Louis Rosenberg a member of the Allegheny County Bar had a casual acquaintance with Paul Bosco from *322using the facilities of a parking lot operated by him. Bosco was unwilling to assume the responsibility of supporting both of relatrix’s children and in November, 1951, prior to his marriage, questioned Mr. Rosenberg about placing the child, here involved, for adoption. Judge Samuel A. Weiss had known the defendants as estimable people who wanted to take a child for adoption. And on learning of that fact Mr. Rosenberg in the spirit of helpfulness and not as relatrix’s attorney arranged for a meeting on November 15, 1951, in Judge Weiss’s chambers between her and the defendants. Re-latrix there stated that she wanted to give the child “to a nice family” and after talking with the defendants indicated a willingness, then and there, to sign papers for the adoption of the child by them. At the judge’s suggestion the matter of the adoption proceeding was deferred to an indefinite future time. Relatrix •there turned the child over to the defendants. And all of the circumstances support the conclusion of the hearing judge “that at the time the child was placed with the defendants it was done so for the definite purpose of enabling the mother to embark on her third marriage venture unfettered by a child that had been burdensome through a stubborn skin infection and whose father was such as to be unable to aid in its support”. Relatrix delivered the child to the defendants unconditionally, intending thereby to relinquish all rights to its custody in the future. It was tacitly understood although the matter was not discussed, that respondents would maintain the child entirely at their expense. This has been done. Relatrix did not attempt to see the child nor did she contact the defendants to inquire as to its welfare at any time prior to bringing this action, during the period of ten months after delivering the child to them.

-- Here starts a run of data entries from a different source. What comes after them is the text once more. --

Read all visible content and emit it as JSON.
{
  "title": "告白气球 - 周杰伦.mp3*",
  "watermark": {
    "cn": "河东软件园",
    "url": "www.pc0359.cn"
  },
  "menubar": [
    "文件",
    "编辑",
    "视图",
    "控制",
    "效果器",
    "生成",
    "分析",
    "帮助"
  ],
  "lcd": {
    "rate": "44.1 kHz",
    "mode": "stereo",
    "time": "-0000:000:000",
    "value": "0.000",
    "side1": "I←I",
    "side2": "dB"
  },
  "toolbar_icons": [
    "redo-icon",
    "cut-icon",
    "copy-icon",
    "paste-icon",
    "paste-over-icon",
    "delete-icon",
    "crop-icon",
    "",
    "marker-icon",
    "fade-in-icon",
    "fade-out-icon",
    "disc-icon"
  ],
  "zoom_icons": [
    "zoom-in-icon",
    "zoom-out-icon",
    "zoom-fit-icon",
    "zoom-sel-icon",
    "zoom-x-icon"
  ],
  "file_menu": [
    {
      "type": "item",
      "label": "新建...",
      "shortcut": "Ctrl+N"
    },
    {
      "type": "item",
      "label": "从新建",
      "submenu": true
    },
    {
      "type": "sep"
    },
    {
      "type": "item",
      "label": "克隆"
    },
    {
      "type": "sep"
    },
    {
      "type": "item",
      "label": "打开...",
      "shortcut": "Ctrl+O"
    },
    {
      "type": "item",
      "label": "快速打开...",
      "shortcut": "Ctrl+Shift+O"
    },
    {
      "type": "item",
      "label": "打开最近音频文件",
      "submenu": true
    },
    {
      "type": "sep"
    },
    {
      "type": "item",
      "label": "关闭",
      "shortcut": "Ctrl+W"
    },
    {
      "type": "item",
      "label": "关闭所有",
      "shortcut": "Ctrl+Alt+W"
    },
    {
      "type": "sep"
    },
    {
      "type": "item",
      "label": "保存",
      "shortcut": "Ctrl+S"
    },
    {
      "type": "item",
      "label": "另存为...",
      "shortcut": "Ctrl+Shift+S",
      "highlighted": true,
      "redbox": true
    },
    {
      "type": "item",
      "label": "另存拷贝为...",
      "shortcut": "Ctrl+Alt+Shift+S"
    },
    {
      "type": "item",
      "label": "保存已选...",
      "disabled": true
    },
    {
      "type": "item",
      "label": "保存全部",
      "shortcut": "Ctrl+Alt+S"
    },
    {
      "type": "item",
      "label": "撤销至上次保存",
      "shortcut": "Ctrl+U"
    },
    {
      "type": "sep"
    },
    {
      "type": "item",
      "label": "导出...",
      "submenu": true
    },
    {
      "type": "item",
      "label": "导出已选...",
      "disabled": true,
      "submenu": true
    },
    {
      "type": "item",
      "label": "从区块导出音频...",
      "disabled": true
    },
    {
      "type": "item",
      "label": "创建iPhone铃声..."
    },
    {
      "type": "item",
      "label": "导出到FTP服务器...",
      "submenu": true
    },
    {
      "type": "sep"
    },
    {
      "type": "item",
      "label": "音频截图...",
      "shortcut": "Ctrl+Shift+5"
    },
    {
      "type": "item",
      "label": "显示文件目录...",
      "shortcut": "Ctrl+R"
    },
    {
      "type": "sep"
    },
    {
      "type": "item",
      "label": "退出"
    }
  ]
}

*323A mother may forfeit her right to custody by unchaste or improper conduct detrimental to the welfare of the child. Latney’s Appeal, 146 Pa. Superior Ct. 20, 21 A. 2d 521. The moral delinquencies of relatrix in the past question the permanency of her reform. Cf. Com. ex rel. Shaak v. Shaak, 171 Pa. Superior Ct. 122, 90 A. 2d 270; and Com. ex rel. Settlemire v. Stephens et al., 127 Pa. Superior Ct. 188, 193 A. 80. Moreover, relatrix, as in Oelberman Adoption Case, supra, by word and conduct had evidenced “a settled purpose to fore-go all parental duties and relinquish all parental claims” to the child. Cf. also, Com. ex rel. Harry v. Eastridge, 172 Pa. Superior Ct. 49, 91 A. 2d 910. The defendants accepted the child with that understanding. We are in accord with the conclusions of the hearing judge, based upon his estimate of the weight of the testimony. He had the advantage, which we have not had, of seeing and hearing the parties and their witnesses. The respondents have given the child the best of care; the child was ill at the time of placement but is fully recovered and is now healthy and happy. That the defendants are proper parties to be entrusted with the future life of the child, and that their home in its physical aspects is adequate, have not been questioned. At the time of the hearing Alex Olson was 54 and his wife 37 years of age. While age sometimes may be an important factor (Commonwealth ex rel. Burke v. Birch, 169 Pa. Superior Ct. 537, 543, 83 A. 2d 426) we do not consider it controlling in this case.

In our view this record as a whole discloses convincingly that the best interests and permanent welfare of the child has been served by awarding its custody to the defendants.